Microsoft had taken a huge gamble when it decided to come up with a totally new look for Windows 8. While the tile-based design looks clean, it doesn’t really benefit the PC users that much. It seems like Microsoft had designed it with only the tablet, phone, and tablet-laptop hybrid users in mind.
What they failed to realize is that there are still a lot of desktop-users out there, and the completely new look of Windows 8 can be quite confusing. Multi-tasking may be more difficult in Windows 8 than in Windows 7. So say you’re using Photoshop and would like to launch your RingCentral app, you may have to change screens first.
Though many may contend that users can learn how to use it and navigate through it, there will still be a steep learning curve – something that many people simply don’t have the time for.
Where is The Start Button?
The one thing that, for years, has always been present in the Windows UI is suddenly nowhere to be found. This is the ever-reliable Start button or menu. For almost 20 years, people have always known that it’s just there, right at the lower left corner of the desktop.
But with Windows 8, it’s gone for good. Suddenly, Windows 8’s Live Tiles (or the interface also known as Metro Start screen) is the new thing and Microsoft apparently thinks that the Start button has no place in its latest OS.
This can be pretty annoying, especially if you’ve always been used to the Start button. After all, change can be frustrating especially if the Start button is the one that lets you access almost everything on your computer. Whether it’s the software, documents, or media you want to access, instinct tells you to just press the Start button.
How to Bring the Start Button Back?
So how do you work around this? Well, thanks to concerned and quick-thinking developers, there are apps that can bring your beloved Start button back. Here are a few of them:
StartMenu8. If you want to start simple and not spend a few dollars on any Start-button-mimicking app, this is the app to have and download. While its interface doesn’t really resemble that of the Windows 7 quite well, it’s a better than having none at all.
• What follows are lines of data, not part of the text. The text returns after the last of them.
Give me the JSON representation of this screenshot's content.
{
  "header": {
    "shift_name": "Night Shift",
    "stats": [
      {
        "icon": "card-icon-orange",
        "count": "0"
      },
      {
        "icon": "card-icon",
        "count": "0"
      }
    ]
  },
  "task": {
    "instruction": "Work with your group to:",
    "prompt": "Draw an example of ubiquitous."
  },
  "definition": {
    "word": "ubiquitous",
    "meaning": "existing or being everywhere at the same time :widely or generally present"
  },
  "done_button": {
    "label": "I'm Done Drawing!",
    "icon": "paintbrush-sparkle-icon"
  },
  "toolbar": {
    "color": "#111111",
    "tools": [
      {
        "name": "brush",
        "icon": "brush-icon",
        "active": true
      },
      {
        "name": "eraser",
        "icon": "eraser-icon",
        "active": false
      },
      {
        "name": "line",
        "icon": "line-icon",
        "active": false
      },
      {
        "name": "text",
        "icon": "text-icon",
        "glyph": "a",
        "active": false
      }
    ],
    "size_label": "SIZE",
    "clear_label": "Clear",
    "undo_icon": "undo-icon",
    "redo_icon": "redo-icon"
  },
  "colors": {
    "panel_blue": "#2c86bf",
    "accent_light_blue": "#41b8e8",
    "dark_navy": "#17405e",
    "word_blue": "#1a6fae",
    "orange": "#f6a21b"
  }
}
The interface looks like an early Linux that imitated Windows. Despite the so-so look, the app can still help you navigate through Windows 8 just like you did with its predecessors.
StartIsBack. If you want a substitute that looks exactly like Windows 7 and you don’t mind paying a few dollars for it ($3 license for 2 PCs), then StartIsBack is the best option for you. From the appearance down to the configuration, the app really is like Windows 7.
It can also detect patches that need to be applied to your computer, therefore telling you to restart your system. What’s better though is that the app is fully customizable, allowing you to change the Start button orb icon and infuse Windows 8-exclusive features in the app.
So if you’d love to try using Windows 8 but hate the look and want the Start button back, these are a few of the ways to work around it.